Erinnerungen an Wilhelmine Schröder-Devrient.

Von Claire von Glümer
XI.

Eine der unglückseligsten Episoden in Wilhelminens Leben ist ihre Verbindung mit Herrn v. Döring. Er war Officier in sächsischen Diensten, Wilhelmine lernte ihn zu Anfang der vierziger Jahre kennen, und es gelang ihm, der Künstlerin eine Leidenschaft einzuflößen, die sie alles Urtheils, aller Willenskraft beraubte. Es war dies um so unerklärlicher, da Wilhelmine gerade in den letzten Jahren so glücklich gewesen war, wie nie zuvor. Nach mancher Täuschung hatte sie endlich einen treuen, edeln Freund gefunden, dessen Liebe sie für alle Qualen der Vergangenheit entschädigte, bis ihr ungestümes Herz in den äußern Verhältnissen neue Ursache zu Kämpfen und Schmerzen fand. Die Stellung ihres Freundes machte ihm die Ehe mit einer Schauspielerin unmöglich, und er war zu stolz seinen Beruf aufzugeben, um nur der Mann einer berühmten Frau zu sein. Wilhelmine war durch einen zehnjährigen Contract an das Dresdner Hoftheater gebunden; erst nach Ablauf desselben konnte sie an Pension Anspruch machen. Vermögen besaßen Beide nicht genug, um sich der bindenden Fesseln zu entledigen, denn Wilhelmine hatte erst seit einigen Jahren angefangen, für sich zu erwerben; bis dahin hatte sie für ihre Kinder gearbeitet.

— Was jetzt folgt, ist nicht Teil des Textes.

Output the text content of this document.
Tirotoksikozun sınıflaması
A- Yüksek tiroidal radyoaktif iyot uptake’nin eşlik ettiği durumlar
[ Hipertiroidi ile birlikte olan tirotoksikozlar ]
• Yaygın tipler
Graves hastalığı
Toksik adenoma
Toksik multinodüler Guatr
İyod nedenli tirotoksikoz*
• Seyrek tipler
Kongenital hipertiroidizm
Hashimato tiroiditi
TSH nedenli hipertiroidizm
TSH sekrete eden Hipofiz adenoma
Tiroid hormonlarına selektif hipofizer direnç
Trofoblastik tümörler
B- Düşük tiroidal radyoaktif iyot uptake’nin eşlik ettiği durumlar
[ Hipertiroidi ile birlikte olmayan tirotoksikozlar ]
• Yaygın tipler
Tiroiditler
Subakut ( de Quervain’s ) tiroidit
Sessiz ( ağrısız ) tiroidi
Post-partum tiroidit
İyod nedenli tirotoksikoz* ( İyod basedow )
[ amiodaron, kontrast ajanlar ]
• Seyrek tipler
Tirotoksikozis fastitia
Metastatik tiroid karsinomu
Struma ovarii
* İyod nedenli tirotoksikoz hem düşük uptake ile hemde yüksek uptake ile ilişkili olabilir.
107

Wilhelmine hat in spätern Jahren der achtungswerthen Gesinnung jenes Mannes volle Gerechtigkeit widerfahren lassen – sie hätte es ihm vielleicht nicht vergeben, wenn er anders gehandelt hätte – aber zu jener Zeit wollte und konnte sie die Rücksichten nicht gelten lassen, die ihren Wünschen entgegenstanden. Sie begann an der Liebe ihres Freundes zu zweifeln und gab ihn endlich auf, um der unheilvollsten Täuschung ihres Lebens zu verfallen.

Die Gewalt, die Döring über sie gewann, kannte keine Grenzen; seinetwegen brach sie mit den meisten ihrer Freunde, weil diese nicht abließen, sie vor der unheilvollen Verbindung zu warnen; sie opferte ihm ihr Vermögen, die Frucht jahrelanger Thätigkeit; sie brachte sogar durch übermäßige Anstrengungen ihre Gesundheit und – wie sie selbst mehr als einmal gesteht – ihren Ruhm als Künstlerin in Gefahr. Im Widerspruch mit ihrem ganzen Wesen fing sie jetzt an, bei ihren Erfolgen auch den pecuniairen Ertrag zu berechnen. Sie arbeitete nicht mehr für sich selbst, sondern für den Mann, den sie liebte, und dieser brauchte Geld und wieder Geld.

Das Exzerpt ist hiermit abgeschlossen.